En estas primeras etapas de CSV se está convocando a personas para recibir formación de instalación y mantenimiento de paneles solares y parques eólicos, se fijan objetivos de contratación de personal local y se han celebrado webinars con empresas de la zona para que puedan hacerse cargo de subcontratas y conozcan la documentación y requisitos que deben cumplir para trabajar con una empresa grande, con políticas y procedimientos más elaborados. 

“En la zona de Aragón ya nos conocen porque hemos hecho otros proyectos. Saben que si vamos a hacer una obra, vamos a maximizar el valor que se deja en la zona. Nosotros proponemos una serie de iniciativas estándar, pero cada comunidad tiene sus necesidades y nos adaptamos. Mantener las reuniones durante la construcción nos permite conocer sus necesidades reales”, explica Lara.

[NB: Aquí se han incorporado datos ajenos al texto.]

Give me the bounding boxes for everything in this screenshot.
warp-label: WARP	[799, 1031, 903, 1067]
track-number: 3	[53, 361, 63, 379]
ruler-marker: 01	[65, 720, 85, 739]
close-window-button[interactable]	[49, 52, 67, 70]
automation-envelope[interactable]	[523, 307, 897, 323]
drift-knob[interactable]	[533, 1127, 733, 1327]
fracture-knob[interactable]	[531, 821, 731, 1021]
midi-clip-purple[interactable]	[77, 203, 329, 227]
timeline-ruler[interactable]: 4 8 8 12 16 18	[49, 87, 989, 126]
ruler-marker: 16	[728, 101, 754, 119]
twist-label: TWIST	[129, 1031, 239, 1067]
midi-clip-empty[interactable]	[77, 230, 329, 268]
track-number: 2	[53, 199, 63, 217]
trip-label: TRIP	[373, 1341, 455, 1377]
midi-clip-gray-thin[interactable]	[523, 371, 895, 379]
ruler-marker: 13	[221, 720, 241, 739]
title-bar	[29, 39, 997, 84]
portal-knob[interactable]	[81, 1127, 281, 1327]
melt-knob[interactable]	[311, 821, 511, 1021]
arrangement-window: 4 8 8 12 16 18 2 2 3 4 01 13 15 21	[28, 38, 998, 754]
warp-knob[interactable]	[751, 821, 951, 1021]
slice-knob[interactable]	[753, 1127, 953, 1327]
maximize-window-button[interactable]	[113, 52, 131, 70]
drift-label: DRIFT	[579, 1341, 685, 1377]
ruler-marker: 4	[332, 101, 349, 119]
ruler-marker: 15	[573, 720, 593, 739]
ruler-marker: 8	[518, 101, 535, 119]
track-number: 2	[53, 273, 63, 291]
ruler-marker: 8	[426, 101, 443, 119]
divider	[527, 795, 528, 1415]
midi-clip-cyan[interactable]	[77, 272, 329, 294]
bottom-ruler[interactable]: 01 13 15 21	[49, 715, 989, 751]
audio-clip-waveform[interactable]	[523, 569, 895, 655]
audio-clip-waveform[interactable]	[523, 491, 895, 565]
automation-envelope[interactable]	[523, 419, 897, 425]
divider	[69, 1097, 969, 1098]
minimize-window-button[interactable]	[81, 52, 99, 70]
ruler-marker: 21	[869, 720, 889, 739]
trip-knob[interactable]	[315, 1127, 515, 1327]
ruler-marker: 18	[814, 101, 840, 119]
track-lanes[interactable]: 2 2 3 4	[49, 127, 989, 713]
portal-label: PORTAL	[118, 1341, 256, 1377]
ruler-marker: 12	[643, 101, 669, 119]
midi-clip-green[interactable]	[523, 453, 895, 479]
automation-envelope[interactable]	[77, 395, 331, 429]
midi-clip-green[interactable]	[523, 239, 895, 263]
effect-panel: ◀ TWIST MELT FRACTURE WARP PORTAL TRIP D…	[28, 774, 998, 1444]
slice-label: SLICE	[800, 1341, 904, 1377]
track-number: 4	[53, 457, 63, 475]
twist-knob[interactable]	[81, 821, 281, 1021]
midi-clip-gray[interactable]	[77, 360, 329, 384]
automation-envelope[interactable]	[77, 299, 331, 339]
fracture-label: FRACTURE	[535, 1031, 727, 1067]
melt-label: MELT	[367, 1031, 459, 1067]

¿El principal aprendizaje de estas experiencias en terreno? Que el CSV no es un producto, sino un proceso. “Si te saltas el contacto con la comunidad y te vas a entregarles unos productos, pierdes una riqueza enorme. A nivel de grupo vemos que esta es la única manera de desarrollar los proyectos a largo plazo: si haces tuyos sus proyectos, ellos también sienten como propios nuestros activos en sus territorios, Que la comunidad haga suyos estos proyectos de energías renovables a largo plazo es una vía directa para gestionar la sostenibilidad”, concluye Fiteni.

Visión CSV en toda la organización

Otra clave es que el negocio debe estar concienciado con la metodología CSV; de lo contrario, no funcionará. Integrar esta visión “win-win”, en la que todos los agentes involucrados ganan, exige un compromiso interno al más alto nivel. Solo de esta manera se puede impulsar el cambio cultural.

Lo novedoso de este enfoque genera una suerte de catarsis a nivel de compromiso interno porque es una forma diferente de hacer las cosas. Fiteni destaca que exige dedicación a todos los niveles y una política de grupo, incorporando desde el nivel más alto al más bajo. “Todo comenzó en 2016, cuando Sostenibilidad pasó a ser una Dirección General, dependiendo del Consejero Delegado, lo que supuso un cambio organizativo y estructural que puso la sostenibilidad al más alto nivel”.

Gracias a la puesta en marcha de los planes CSV, el valor es compartido por empresas, comunidades y territorios donde se despliegan sus proyectos y operaciones. Es una herramienta eficaz que, bien integrada en la estructura y en los procesos del negocio, da una respuesta adaptada y consensuada al desafío de materializar la sostenibilidad en la realidad, en el día a día de las personas. ¿Es posible? Si se sigue un proceso participativo y se da voz a las comunidades, sí.